Data Pipeline¶

Current Implementation¶

The data pipeline consists of data loading and preprocessing stages.

V1.0 Data Pipeline Scope

The dataset is already pre-cleaned and contains no missing values, so no additional cleaning or imputation is required. At this stage, the only preprocessing step is applying label encoding to categorical features to make them compatible with the models.

Data Loading¶

Implementation¶

File: src/load_data.py

Functions Available¶

load_train_data() - Loads training data from raw CSV
load_test_data() - Loads test data from raw CSV
load_data() - Loads both training and test data
load_processed_data() - Loads already processed data
load_label_encoders() - Loads saved label encoder objects

Data Loading Process¶

# Load raw data
train_df, test_df = load_data()
print(f"Training data shape: {train_df.shape}")
print(f"Test data shape: {test_df.shape}")

The function prints data shapes and returns both datasets as pandas DataFrames.

Data Preprocessing¶

Implementation¶

File: src/preprocess.py

The preprocessing performs label encoding on categorical features:

def preprocess_data() -> Tuple[pd.DataFrame, pd.DataFrame]:
    """Apply label encoding to categorical features and save encoders.

    Fits encoders on combined train+test data to ensure consistency.
    Saves processed datasets and encoders to configured paths.
    """
    config = load_config()

    # Load raw data
    train_df, test_df = load_data()

    # Get categorical features from config
    categorical_features = config["features"]["categorical_features"]

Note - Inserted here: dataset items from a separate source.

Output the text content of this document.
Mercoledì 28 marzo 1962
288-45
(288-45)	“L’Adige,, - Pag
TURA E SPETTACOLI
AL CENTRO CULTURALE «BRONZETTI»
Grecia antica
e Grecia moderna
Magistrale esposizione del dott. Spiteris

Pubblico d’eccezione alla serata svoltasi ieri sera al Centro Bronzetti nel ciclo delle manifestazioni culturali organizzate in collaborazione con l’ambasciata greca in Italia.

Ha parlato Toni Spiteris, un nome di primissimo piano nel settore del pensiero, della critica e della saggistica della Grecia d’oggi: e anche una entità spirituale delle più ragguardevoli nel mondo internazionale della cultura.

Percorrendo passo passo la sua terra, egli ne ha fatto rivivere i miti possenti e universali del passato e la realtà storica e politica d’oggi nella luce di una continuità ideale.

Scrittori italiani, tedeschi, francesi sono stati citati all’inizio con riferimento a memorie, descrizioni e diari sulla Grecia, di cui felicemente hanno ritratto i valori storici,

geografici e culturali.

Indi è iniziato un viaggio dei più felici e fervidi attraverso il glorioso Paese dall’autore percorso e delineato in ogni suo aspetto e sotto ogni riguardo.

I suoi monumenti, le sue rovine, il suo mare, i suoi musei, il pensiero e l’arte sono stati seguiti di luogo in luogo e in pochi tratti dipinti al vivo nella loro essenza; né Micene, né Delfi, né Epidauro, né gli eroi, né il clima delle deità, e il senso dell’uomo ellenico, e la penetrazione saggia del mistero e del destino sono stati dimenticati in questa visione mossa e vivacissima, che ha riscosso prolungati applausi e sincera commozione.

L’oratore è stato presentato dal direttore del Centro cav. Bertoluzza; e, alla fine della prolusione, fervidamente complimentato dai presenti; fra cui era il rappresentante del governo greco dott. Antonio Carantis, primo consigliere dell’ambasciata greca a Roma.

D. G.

    # Process each categorical feature
    for feature in categorical_features:
        # Create label encoder
        le = LabelEncoder()

        # Fit on combined data for consistent encoding
        combined_values = pd.concat([
            train_df[feature].astype(str), 
            test_df[feature].astype(str)
        ]).unique()

        le.fit(combined_values)

        # Transform both datasets
        train_df[feature] = le.transform(train_df[feature].astype(str))
        test_df[feature] = le.transform(test_df[feature].astype(str))

Output Files¶

data/processed/
├── train_processed.csv    # Processed training data
├── test_processed.csv     # Processed test data
└── label_encoders.pkl     # Saved label encoder objects

Configuration¶

The data pipeline is controlled by settings in config/config.yaml:

data:
  raw_data_path: "data/raw/"
  processed_data_path: "data/processed/"
  train_file: "train.csv"
  test_file: "test.csv"
  target_column: "y"
  id_column: "id"

features:
  categorical_features: [job, marital, education, default, housing, loan, contact, month, poutcome]
  numerical_features: [age, balance, day, duration, campaign, pdays, previous]
  features_to_drop: [id]
  unknown_values: ["unknown"]

Execution¶

Run Preprocessing¶

# Via MLFlow entry point
mlflow run . -e data_preprocessing

# Direct execution
python src/preprocess.py

Load Processed Data¶

from src.load_data import load_processed_data, load_label_encoders

# Load processed datasets
train_df, test_df = load_processed_data()

# Load saved encoders for future use
encoders = load_label_encoders()